Certes, le contenu et les modalités avancées dans le communiqué d’ETA autorisent un certain scepticisme. Mais, aujourd’hui, que ce soient les spécialistes internationaux ou la société civile basque, on s’interroge sur les aspirations réelles du gouvernement espagnol en matière de paix. En mars 2010, la condamnation d’Arnaldo Otegi à deux ans de prison ferme avait marqué les esprits. À la tête de Batasuna, Otegi était un interlocuteur de choix car il avait pris ses distances avec la stratégie d’ETA et représentait la frange la moins « dure » de sa formation politique. Mais surtout, le 15 septembre, soit dix jours après l’annonce de la trêve, Madrid réanimait les tensions en répondant au processus de paix engagé par une vague d’arrestations au sein de la plateforme indépendantiste Ekin. Et, ce mardi, la police espagnole procédait à l’arrestation de 7 militants d’Askapena, organisation considérée par Madrid comme la branche de propagande à l’étranger d’ETA. « Le gouvernement espagnol recherche le statu quo, regrette Inaki Barcena, professeur de sciences politiques à l’UPV de Bilbao, un terrorisme de basse intensité lui convient, comme une variable d’ajustement. Cela fédère les électeurs autour de la menace d’un ennemi commun et légitime les dérives répressives à ­l’encontre des mouvements sociaux. » Amnesty International dénonce régulièrement les autorités espagnoles pour « torture » et « violation du droit à un procès équitable » à l’encontre de militants basques, écologistes ou d’extrême gauche.

Un autre cas emblématique de la dérive « antiterroriste » de la société espagnole demeure la procédure contre le journal Egunkaria. Acte rarissime en Europe, en février 2003, un juge espagnol ordonnait la fermeture de l’unique quotidien publié en basque. En janvier 2010, la plupart des charges ont été abandonnées par l’accusation.

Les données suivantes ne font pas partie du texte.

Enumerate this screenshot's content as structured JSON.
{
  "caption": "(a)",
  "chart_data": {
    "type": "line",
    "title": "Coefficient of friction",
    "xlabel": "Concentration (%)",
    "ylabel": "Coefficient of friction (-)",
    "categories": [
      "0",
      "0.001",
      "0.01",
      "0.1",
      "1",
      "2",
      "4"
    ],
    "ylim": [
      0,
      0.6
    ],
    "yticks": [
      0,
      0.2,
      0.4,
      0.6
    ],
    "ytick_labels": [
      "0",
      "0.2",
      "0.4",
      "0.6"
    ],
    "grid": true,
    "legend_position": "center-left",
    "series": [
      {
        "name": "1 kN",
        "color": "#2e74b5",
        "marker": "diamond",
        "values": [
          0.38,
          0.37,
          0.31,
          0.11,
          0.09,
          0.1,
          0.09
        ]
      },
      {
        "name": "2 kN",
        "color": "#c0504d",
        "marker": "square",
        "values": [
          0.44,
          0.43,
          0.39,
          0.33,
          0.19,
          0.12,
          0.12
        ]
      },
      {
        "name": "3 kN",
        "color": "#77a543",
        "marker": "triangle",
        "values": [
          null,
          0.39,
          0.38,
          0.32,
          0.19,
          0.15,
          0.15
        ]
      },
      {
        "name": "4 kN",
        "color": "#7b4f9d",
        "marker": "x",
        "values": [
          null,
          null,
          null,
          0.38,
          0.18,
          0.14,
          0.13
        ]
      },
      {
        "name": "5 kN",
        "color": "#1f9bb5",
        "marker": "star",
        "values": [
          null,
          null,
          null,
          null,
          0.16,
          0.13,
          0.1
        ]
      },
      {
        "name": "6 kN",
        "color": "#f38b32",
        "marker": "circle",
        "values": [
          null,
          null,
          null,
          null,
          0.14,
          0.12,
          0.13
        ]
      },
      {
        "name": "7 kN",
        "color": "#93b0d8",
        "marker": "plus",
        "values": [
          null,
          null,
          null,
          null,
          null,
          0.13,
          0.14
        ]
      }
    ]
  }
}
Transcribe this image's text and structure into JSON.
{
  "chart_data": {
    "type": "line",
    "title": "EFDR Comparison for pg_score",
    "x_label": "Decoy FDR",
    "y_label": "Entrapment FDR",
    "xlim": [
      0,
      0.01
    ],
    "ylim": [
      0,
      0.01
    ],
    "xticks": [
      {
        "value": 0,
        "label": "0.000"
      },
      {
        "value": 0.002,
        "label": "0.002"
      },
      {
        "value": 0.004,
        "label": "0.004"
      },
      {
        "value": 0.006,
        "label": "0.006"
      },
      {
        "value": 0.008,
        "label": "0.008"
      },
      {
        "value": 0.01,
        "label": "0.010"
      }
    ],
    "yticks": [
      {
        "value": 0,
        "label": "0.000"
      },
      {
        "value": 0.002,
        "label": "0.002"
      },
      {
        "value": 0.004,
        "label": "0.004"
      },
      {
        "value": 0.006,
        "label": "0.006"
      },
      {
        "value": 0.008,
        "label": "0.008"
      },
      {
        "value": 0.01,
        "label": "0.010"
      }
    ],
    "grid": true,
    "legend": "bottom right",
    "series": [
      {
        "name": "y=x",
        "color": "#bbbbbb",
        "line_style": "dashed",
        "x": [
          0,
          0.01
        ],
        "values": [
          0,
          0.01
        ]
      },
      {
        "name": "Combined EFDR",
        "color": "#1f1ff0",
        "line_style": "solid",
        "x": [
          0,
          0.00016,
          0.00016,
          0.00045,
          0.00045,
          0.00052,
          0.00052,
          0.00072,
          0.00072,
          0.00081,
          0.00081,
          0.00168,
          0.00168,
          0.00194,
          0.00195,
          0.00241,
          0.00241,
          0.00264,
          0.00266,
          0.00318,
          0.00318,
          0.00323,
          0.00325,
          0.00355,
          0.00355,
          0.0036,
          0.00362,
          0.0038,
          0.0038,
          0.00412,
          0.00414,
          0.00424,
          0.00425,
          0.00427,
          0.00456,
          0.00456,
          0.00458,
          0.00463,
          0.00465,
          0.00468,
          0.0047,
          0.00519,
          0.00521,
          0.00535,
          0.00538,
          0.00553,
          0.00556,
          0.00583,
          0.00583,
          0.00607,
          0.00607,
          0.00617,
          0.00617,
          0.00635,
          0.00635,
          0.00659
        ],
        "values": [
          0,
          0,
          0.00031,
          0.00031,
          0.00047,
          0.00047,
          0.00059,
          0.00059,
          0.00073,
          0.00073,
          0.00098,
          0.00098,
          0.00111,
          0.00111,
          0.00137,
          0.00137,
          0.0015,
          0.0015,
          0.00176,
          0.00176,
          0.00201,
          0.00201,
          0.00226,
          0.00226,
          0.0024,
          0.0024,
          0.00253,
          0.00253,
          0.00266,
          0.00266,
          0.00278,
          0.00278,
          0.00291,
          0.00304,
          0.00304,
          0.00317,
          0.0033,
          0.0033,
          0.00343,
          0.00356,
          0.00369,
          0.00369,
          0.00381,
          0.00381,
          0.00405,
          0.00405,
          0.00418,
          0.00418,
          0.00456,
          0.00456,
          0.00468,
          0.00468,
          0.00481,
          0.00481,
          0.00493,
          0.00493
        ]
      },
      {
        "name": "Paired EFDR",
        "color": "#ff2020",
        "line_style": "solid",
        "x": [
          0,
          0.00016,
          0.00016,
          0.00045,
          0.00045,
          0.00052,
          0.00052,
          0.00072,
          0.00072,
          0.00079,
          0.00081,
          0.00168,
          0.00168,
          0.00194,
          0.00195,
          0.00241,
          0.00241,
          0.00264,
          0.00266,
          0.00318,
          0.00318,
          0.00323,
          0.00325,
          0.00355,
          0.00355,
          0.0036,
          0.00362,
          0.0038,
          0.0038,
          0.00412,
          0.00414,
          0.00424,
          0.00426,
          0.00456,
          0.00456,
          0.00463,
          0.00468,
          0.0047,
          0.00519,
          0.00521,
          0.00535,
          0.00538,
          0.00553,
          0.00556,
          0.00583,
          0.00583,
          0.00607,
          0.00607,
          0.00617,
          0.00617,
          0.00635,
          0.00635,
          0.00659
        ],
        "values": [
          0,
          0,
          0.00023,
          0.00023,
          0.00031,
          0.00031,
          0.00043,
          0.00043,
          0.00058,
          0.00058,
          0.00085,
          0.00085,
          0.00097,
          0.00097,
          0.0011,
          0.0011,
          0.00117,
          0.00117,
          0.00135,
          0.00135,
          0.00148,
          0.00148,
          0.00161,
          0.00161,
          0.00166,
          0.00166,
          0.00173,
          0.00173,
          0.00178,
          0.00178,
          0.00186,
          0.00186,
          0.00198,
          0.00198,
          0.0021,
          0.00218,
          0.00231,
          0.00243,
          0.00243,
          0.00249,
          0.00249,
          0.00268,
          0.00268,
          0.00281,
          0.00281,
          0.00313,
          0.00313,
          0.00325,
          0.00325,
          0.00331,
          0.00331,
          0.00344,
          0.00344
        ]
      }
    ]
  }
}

Depuis dimanche 26 septembre, le lendemain de l’appel de Guernica, dans un entretien accordé au quotidien bilingue Gara, deux membres de l’organisation expliquent qu’ETA est prêt à remplir les conditions énoncées en mars dans la déclaration de Bruxelles en vue d’un cessez-le-feu « permanent et vérifiable ». On compte onze trêves de l’organisation armée mais seulement trois ont été réellement accompagnées par un processus politique majeur : Lizarra-Garazi en 1998, Loiala 2006 et l’actuelle.
« Depuis la mort de l’etarra [militant basque] Argara en 1978, le mouvement indépendantiste basque a obéi à un schéma dans lequel la tête était militaire et incarnée par ETA. Actuellement, le schéma est renversé, et la composante militaire n’est plus le protagoniste principal », explique Martin Aldalur, journaliste à la BBC et correspondant à Londres pour le quotidien basque Berria. Il ne fait cependant pas de conclusions hâtives : « La clandestinité militaire génère une autre logique, fondée sur la primauté du rapport de force et le culte de la radicalité. L’ETA reconnaîtra difficilement sa défaite sans ­contre­partie. » De son côté, l’universitaire Mario Zubiaga est convaincu qu’une rupture prématurée de cette dernière trêve signerait définitivement la fin politique de l’ETA : « La trêve de Lizarra a été concédée par l’ETA à la demande du PNV, la deuxième est intervenue après des pourparlers avec le PSOE [Loiola]. Cette fois, ETA concède ce cessez-le-feu à son ­propre camp : la gauche Abertzale. Il sera maintenant très difficile de la ­rompre sans engendrer un clash violent au sein de sa base » , conclut-il.